The eaglets will leave the nest about the third week of June, Henjum estimates. They typically hang around the area. Sometimes the parents continue to feed them in places other than the nest.

There are nine known historic nests being monitored annually in Wallowa County, but this is one of only two known to be occupied. A lower valley nest has been occupied since 1999. The other was discovered in 1993 along the Wallowa River below Joseph. However, it was wind damaged, so the pair at the lake may have moved from there.

What adds to the excitement is that the comeback of bald eagles has been markedly slower in Northeast Oregon compared to the rest of the state.

The number of breeding pairs in Oregon has doubled every 10 years since the mid-1970s, according to a 25-year study by biologists from the Oregon Cooperative Fish and Wildlife Unit at Oregon State University.

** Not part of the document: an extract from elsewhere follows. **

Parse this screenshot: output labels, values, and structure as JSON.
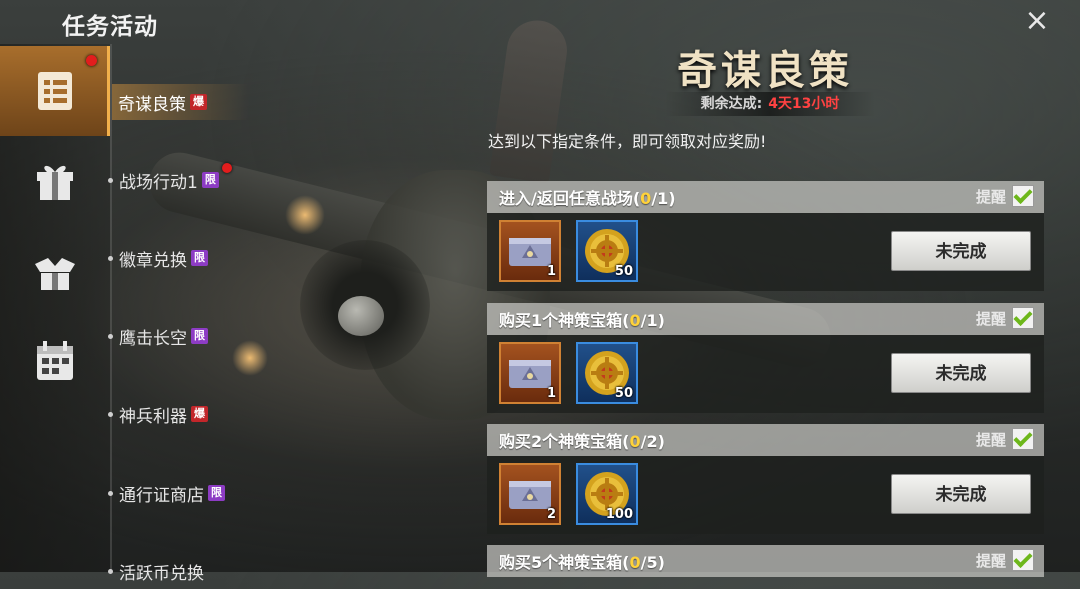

There are only four known nesting pairs in Union and Baker counties. In 1984 a pair was spotted at Unity Reservoir, then in 1990 a pair appeared at Phillips Reservoir, then at John Day in 1991, then in Wallowa County in 1993, Henjum said.

Eagles have been wintering in Wallowa County and Snake River reservoirs — typically from late November through March to May — in recent years, but those are birds that migrate from Yellowstone and areas to the north. The number that migrate depends on winter weather and food supply. It is thought that eagles were common along the Snake River, Henjum said.

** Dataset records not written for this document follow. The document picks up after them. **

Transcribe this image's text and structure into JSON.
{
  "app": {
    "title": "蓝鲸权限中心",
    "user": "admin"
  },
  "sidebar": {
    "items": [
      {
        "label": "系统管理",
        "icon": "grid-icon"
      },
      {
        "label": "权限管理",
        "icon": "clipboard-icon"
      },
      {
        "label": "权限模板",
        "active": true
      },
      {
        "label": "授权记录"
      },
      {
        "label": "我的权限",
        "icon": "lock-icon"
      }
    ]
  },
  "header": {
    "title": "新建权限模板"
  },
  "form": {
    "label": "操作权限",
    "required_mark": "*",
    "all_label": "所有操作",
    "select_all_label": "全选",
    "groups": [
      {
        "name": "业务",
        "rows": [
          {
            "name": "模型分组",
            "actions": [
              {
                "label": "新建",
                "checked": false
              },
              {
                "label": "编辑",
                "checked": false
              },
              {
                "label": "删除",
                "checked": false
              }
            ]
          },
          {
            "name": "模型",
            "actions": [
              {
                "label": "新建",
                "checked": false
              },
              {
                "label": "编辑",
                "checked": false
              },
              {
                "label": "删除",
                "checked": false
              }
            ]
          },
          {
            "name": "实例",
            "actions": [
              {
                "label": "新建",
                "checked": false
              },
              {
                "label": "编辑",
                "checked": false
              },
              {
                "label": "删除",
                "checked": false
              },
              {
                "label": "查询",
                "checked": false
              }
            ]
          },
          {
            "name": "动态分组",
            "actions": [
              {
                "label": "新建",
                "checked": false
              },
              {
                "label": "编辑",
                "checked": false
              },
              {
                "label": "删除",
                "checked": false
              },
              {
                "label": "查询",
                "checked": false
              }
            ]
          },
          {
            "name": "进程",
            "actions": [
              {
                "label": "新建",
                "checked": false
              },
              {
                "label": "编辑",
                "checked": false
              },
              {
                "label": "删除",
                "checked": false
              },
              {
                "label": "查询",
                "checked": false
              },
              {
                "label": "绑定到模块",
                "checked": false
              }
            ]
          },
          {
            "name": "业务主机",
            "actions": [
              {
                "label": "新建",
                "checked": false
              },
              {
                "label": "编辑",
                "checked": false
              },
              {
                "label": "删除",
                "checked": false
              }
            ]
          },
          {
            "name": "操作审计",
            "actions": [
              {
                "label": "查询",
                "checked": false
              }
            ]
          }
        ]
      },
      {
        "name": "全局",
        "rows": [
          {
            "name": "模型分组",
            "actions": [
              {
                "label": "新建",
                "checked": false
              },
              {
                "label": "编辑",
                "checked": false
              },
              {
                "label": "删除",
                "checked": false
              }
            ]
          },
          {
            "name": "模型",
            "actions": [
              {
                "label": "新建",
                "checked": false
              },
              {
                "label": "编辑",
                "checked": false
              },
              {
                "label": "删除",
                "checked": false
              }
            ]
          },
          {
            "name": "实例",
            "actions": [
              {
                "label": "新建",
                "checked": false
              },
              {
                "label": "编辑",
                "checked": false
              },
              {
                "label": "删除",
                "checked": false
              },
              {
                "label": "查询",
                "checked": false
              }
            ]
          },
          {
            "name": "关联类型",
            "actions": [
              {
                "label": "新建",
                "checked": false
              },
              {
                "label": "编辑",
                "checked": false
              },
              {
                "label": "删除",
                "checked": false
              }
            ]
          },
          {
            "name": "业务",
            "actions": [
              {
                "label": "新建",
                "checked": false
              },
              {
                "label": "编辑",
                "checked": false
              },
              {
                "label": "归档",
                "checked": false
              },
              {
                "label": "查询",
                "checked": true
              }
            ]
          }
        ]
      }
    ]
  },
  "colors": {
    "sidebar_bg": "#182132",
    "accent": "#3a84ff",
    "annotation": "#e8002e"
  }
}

They typically utilize corridors of Grande Ronde and Wallowa rivers until the ground squirrels emerge in the spring. Placentas at cattle calving sites are also popular. Their winter feed is typically fish and carrion.

Migrating bald eagles congregate at communal roosting sites in small areas to spend winter nights. As many as 100 have been observed at one Wallowa County site, Henjum said.

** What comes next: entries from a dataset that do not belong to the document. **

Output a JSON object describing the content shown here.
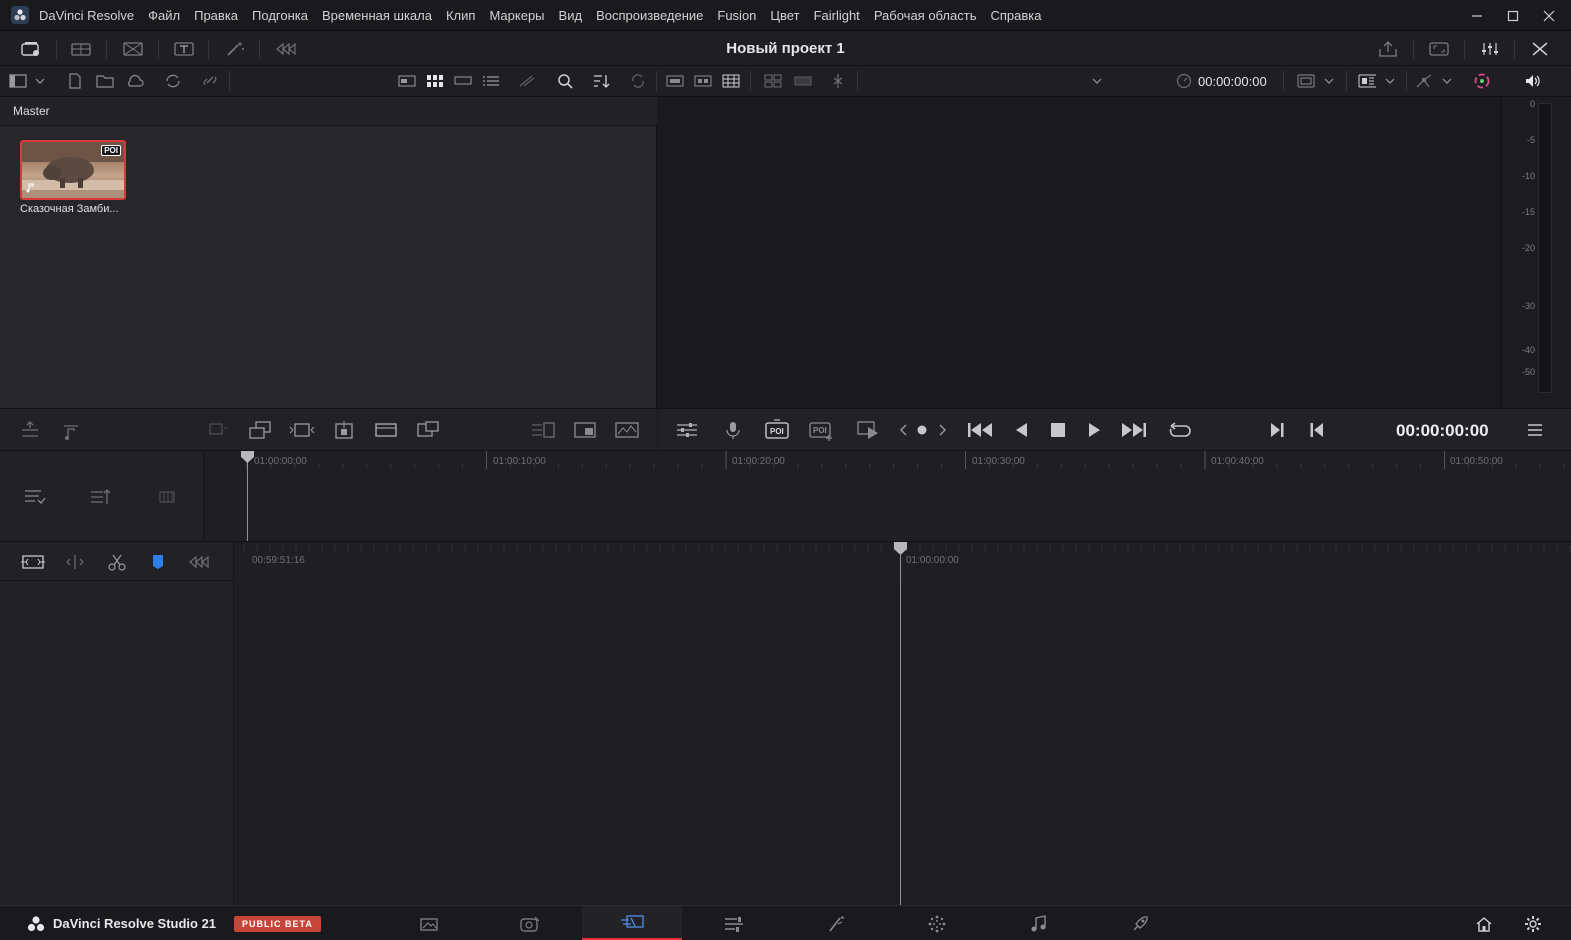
{
  "menubar": {
    "app_name": "DaVinci Resolve",
    "items": [
      "Файл",
      "Правка",
      "Подгонка",
      "Временная шкала",
      "Клип",
      "Маркеры",
      "Вид",
      "Воспроизведение",
      "Fusion",
      "Цвет",
      "Fairlight",
      "Рабочая область",
      "Справка"
    ]
  },
  "toolbar": {
    "project_title": "Новый проект 1"
  },
  "toolbar2": {
    "viewer_timecode": "00:00:00:00"
  },
  "media_pool": {
    "bin_name": "Master",
    "clip": {
      "name": "Сказочная Замби...",
      "badge": "POI"
    }
  },
  "audio_meter": {
    "scale": [
      "0",
      "-5",
      "-10",
      "-15",
      "-20",
      "-30",
      "-40",
      "-50"
    ]
  },
  "transport": {
    "timecode": "00:00:00:00"
  },
  "upper_timeline": {
    "ruler": [
      "01:00:00:00",
      "01:00:10:00",
      "01:00:20:00",
      "01:00:30:00",
      "01:00:40:00",
      "01:00:50:00"
    ]
  },
  "lower_timeline": {
    "ruler": [
      "00:59:51:16",
      "01:00:00:00"
    ]
  },
  "pagebar": {
    "brand": "DaVinci Resolve Studio 21",
    "badge": "PUBLIC BETA",
    "pages": [
      "media-page-icon",
      "cut-page-icon",
      "edit-page-icon",
      "fusion-page-icon",
      "color-page-icon",
      "fairlight-page-icon",
      "deliver-page-icon"
    ],
    "active_page": "edit-page-icon"
  },
  "colors": {
    "accent_red": "#e0313b",
    "selection_red": "#d8393a",
    "marker_blue": "#2f7fe8",
    "beta_badge": "#c8453a"
  }
}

Protection of communal roosting sites has also been rewarding, he said. He works as a consultant in cooperation with Oregon Department of Forestry, which is in charge of protection with landowners.

"We have had outstanding cooperation with landowners who have roost sites on their property," Henjum said. Property owners have participated in measures to protect these roosting sites in big old trees with open limbs, in particular places that the majestic birds seem to like.

"It's pretty unique. Some people take pride in protecting the birds and their habitat," Henjum said of landowners who are careful to do their thinning and silviculture work when the eagles are gone.

Likewise, the Oregon Forestry Department makes a conscious effort to work with landowners, allowing them to conduct forestry operations on their land, with a minimum protection measures. "So far we still seem to have birds using these sites since the early '90s," Henjum said.

The peregrine falcon reintroduction program has also been successful in Oregon, Henjum said. They have occupied a couple of sites along the Columbia River, and there is now a site in Wallowa County as well as one in Union County. "This has taken a long time to happen, and we're pretty excited about it," Henjum said.

Winter and spring are the best times to view bald eagles. To learn where to view eagles, access weekly recreation reports at local ODFW offices, or on the Web at www.dfw.state.or.us.